Hello. Sorry I bad know English.

The problem is as follows: connected in parallel TPS25940 from different sources 5 and 7 volts on one load. When disconnected from TPS25940 a single power supply, input TPS25940 appears the voltage of the second power source. Tell me what could be the problem?

На русском языке.

Простите я плохо знаю английский.

Проблема заключается в следующем: подключил параллельно TPS25940 от разных источников 5 и 7 вольт на одну нагрузку. При отключении  от TPS25940  одного источника питания,  на входе TPS25940  появляется напряжение второго источника питания. Подскажите в чем может быть проблема?

  • 0
    TI__Guru* 95661 points
    Hi Maksim,

    Reverse current blocking becomes functional after detecting reverse voltage of 10mV (typ) across the device. When the VOUT is raised above IN, there will be spiky small reverse current from VOUT to IN. The spiky small reverse current should generate 10mV reverse voltage to activate reverse current protection. If VOUT raises very slowly, there will not be enough magnitude of reverse current to cause 10mV drop and hence fails to detect and cutoff.

    Can you please provide information of your system operation to solve this
    when both 5V, 7V are available, Do you want always the higher voltage source (7V) to power the load ?
    what is the source for 5V ? DC/DC converter or battery ?
    what are the values of C5 and C6

    Best Regards,
    Rakesh
  • 0 in reply to Rakesh
    Prodigy 60 points

    В случае если сначала на 1 подключить 5 вольт после на второй подать 7 вольт напряжение на первом тоже поднимется до 7 вольт, если подключить сначала на второй 7 вольт, а после на первый  5 вольт напряжение на первом не изменится.

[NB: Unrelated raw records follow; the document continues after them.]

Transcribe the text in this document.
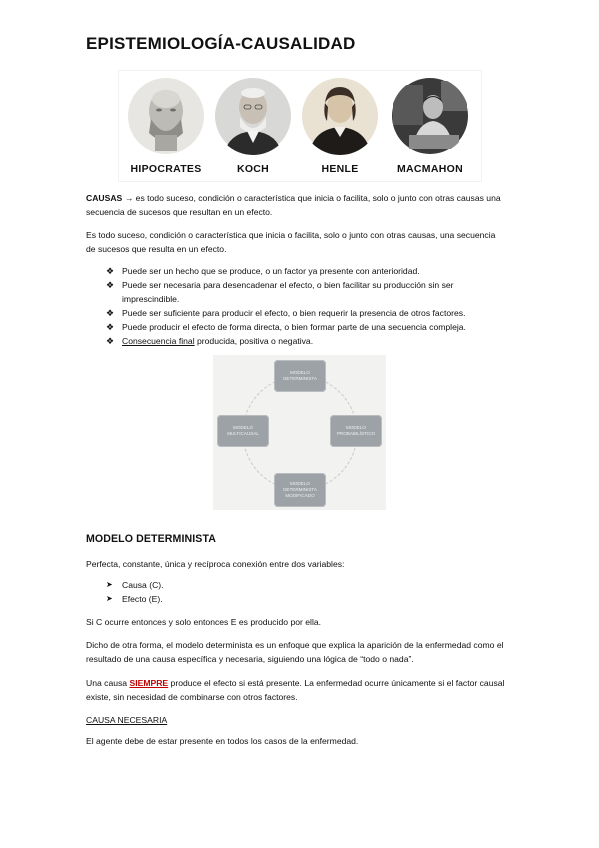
EPISTEMIOLOGÍA-CAUSALIDAD
HIPOCRATES	KOCH	HENLE	MACMAHON

CAUSAS → es todo suceso, condición o característica que inicia o facilita, solo o junto con otras causas una secuencia de sucesos que resultan en un efecto.

Es todo suceso, condición o característica que inicia o facilita, solo o junto con otras causas, una secuencia de sucesos que resulta en un efecto.

❖ Puede ser un hecho que se produce, o un factor ya presente con anterioridad.
❖ Puede ser necesaria para desencadenar el efecto, o bien facilitar su producción sin ser imprescindible.
❖ Puede ser suficiente para producir el efecto, o bien requerir la presencia de otros factores.
❖ Puede producir el efecto de forma directa, o bien formar parte de una secuencia compleja.
❖ Consecuencia final producida, positiva o negativa.
MODELO DETERMINISTA
MODELO PROBABILÍSTICO
MODELO DETERMINISTA MODIFICADO
MODELO MULTICAUSAL
MODELO DETERMINISTA

Perfecta, constante, única y recíproca conexión entre dos variables:

➤ Causa (C).
➤ Efecto (E).

Si C ocurre entonces y solo entonces E es producido por ella.

Dicho de otra forma, el modelo determinista es un enfoque que explica la aparición de la enfermedad como el resultado de una causa específica y necesaria, siguiendo una lógica de “todo o nada”.

Una causa SIEMPRE produce el efecto si está presente. La enfermedad ocurre únicamente si el factor causal existe, sin necesidad de combinarse con otros factores.

CAUSA NECESARIA

El agente debe de estar presente en todos los casos de la enfermedad.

    при отключении второго 7 вольт (когда на первом 5 вольт) напряжение на втором опустится до 5 вольт. 

    Необходимо чтобы эти микросхемы выполняли роль идеального диода (защита одной батареи от перезаряда от другой)

    ток нагрузки на первый и второй составляет до 0,5 ампера.

    5 и 7 вольт берутся от разных батарей (АКБ)

    Емкость С5 = С6 = 0,1мкф

    Емкость С7= С8 = 1,5нФ

    На русском языке.

    Простите я плохо знаю английский.

    If on 1 is connected 5V and after on 2 is connected 7V, then voltage on 1 raise to 7 V. If on 2 is connected 7V and after on 1 is connected 5V, then voltage on 1 don`t change. If on 2 disable 7V (when on 1 is 5V) voltage is drop to 5V. This chip must do role ideal diod (protection of one battery against the possibility charge from other battery). Current load is 0.5A. Voltage 5V and 7V take from different battery. Capacity C5 = C6 = 0.1 microF. Capacity C7 = C8 = 1.5 nF.

  • 0 in reply to Maksim Korotkov
    TI__Guru* 95661 points

    Hi Maksim,

    Thanks for the details.

    unfortunately, this chip is not replacement for a ideal diode. As explained, this chip needs small reverse current to detect and cut-off the path.

    The below modification will help address your issue. Please implement output overvotlage cut-off  for 5V eFuse as shown below. you can chose R13 and R16 values to cut-off at 5.3V (typ). 

    Best Regards

    Rakesh

  • 0 in reply to Rakesh
    Prodigy 60 points
    Thank you for help